Accomplishments / Highlights
- The project is targeting a PNNL-developed multiplexing technique developed by Mikhail Belov at the Environmental Molecular Sciences Laboratory (EMSL) that addresses drawbacks of the Hadamard Transform Ion Mobility MS (HT-IM-MS) multiplexing technique.
- The project is constructing software and FPGA design prototypes on the Cray XD-1 platform to test ideas regarding data streaming:
- A simple FPGA design that generates 64-bit numerical data was constructed to measure the effective bandwidth achieved between an attached FPGA and the SMP memory subsystem on a Cray XD-1 node.
- This VHDL design achieved an effective bandwidth of 1.3 GBps with a large transfer size, which is expected under streaming conditions.
- The project is developing an FPGA design from a software prototype for MX-TOF-MS (developed by Belov at EMSL). The FPGA design will compute the Inverse Transform required to demultiplex a composite signal into its individual components.
Collaboration
- High-speed data streaming between Cray XD-1 nodes will be used to simulate the data capture on a mass spectrometer and its processing. To accomplish this, the project will leverage research conducted for the SciDAC Center for Technology for Advanced Scientific Component Software (TASCS) Common Component Architecture (CCA): a high-speed event transport interface which uses one-sided communication. With this technology, a data rate of 1GBps between nodes has been achieved.

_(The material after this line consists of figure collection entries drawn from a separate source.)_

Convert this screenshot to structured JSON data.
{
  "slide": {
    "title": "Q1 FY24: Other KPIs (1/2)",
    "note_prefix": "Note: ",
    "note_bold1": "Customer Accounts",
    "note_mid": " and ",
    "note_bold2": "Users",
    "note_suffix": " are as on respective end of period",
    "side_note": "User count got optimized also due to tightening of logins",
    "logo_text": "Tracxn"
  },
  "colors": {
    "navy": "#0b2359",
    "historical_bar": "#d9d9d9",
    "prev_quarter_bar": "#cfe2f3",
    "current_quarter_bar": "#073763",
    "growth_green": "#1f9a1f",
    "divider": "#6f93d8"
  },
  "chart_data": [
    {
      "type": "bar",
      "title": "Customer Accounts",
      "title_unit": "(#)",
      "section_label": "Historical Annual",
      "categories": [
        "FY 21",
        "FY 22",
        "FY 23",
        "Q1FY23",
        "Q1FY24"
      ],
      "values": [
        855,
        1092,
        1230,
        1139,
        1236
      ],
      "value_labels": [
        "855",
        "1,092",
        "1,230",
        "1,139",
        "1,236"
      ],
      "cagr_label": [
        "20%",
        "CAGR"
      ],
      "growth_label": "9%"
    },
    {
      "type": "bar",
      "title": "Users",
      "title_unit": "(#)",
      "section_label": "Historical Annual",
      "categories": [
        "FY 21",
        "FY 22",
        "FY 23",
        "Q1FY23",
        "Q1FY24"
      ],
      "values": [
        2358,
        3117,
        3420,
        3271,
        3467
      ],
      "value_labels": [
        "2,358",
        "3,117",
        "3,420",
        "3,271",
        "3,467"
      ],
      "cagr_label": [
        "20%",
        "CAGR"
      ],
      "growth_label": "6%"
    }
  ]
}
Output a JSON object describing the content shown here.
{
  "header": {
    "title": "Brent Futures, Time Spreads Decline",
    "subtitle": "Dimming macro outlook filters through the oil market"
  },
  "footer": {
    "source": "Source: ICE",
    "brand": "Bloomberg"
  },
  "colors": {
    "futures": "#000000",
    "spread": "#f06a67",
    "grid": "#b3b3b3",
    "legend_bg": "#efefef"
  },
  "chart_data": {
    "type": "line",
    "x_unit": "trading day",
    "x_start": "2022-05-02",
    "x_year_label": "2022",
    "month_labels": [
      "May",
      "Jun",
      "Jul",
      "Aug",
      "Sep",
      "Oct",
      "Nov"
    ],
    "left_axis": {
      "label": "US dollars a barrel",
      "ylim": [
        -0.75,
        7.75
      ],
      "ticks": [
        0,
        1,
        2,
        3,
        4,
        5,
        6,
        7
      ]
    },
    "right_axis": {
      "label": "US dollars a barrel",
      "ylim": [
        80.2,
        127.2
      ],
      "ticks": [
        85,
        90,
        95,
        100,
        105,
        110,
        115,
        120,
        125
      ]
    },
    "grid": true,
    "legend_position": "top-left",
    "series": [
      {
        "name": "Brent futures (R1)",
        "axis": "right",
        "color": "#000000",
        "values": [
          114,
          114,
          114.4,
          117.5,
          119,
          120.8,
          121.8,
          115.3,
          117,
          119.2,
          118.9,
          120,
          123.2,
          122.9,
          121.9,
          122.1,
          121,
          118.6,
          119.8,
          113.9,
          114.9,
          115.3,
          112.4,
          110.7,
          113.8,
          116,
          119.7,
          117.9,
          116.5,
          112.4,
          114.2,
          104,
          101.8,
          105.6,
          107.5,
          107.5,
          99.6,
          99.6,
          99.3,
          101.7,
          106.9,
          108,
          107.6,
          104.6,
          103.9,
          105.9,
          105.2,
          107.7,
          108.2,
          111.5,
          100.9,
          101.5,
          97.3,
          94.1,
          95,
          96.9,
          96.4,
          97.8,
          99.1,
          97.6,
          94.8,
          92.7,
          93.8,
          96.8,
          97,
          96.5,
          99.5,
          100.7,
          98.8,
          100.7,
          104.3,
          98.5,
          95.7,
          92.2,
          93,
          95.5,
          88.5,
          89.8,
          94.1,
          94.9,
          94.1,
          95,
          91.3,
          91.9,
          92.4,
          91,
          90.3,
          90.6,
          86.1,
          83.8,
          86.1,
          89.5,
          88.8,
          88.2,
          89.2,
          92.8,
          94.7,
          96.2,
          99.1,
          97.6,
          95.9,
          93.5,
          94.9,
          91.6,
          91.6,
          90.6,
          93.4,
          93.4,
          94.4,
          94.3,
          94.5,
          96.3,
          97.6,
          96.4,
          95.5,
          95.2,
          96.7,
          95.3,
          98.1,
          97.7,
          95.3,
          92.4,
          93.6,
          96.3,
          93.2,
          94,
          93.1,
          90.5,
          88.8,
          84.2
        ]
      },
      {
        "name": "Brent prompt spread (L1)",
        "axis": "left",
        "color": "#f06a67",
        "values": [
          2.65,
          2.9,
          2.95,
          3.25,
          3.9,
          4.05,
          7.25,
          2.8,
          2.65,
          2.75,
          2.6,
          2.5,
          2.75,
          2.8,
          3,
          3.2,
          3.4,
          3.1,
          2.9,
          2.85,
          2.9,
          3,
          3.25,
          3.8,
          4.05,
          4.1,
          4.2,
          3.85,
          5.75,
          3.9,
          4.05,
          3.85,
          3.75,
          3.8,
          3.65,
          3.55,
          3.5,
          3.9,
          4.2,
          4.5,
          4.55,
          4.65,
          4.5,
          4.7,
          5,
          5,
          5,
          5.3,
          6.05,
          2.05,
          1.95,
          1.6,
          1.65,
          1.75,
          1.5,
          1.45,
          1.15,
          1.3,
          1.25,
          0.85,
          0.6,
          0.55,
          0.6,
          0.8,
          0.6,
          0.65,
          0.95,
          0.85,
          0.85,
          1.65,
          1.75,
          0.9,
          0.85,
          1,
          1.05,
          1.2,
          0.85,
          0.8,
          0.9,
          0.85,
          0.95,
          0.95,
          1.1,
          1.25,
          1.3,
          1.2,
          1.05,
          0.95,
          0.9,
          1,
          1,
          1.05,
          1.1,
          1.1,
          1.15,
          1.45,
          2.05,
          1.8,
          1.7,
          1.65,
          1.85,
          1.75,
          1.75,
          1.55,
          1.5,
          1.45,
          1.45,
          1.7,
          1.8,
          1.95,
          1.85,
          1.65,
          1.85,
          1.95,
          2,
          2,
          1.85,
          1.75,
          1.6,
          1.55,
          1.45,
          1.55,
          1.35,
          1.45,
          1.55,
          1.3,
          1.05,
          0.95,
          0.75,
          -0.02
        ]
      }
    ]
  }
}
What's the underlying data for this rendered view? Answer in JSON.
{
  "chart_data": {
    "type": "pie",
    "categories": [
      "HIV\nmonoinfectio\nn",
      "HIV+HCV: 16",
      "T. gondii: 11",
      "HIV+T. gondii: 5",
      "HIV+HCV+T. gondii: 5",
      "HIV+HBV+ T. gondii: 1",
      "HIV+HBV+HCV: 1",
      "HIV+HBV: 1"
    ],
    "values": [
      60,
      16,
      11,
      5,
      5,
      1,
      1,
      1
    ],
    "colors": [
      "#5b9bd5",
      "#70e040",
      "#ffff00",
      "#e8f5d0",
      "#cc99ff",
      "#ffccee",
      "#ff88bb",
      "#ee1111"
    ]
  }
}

- We are collaborating with EMSL personnel to ensure that our FPGA designs are compatible with the instrumentation board technology to be used in conjunction with TOF mass spectrometers.
Demonstration
- Our project comprises the first phase of the Scientific Discovery and Insight demonstration.
- Our prototype in the context of a hybrid HPC cluster will enable us to determine computation and data rate requirements for processing streaming TOF MS data.
Impacts
The use of HPC systems for streaming data processing and analysis is a novel application that can provide the potential for much improved experimental feedback. To deal with increasing data rates and the sophisticated analysis requirements by domain scientists, it is necessary to migrate streaming processing from the realm of embedded systems to powerful HPC systems with parallel processing and large bandwidth capabilities. This project will apply the large processing capabilities of HPC systems, as well as their abundant internal bandwidth, to real-time streaming applications.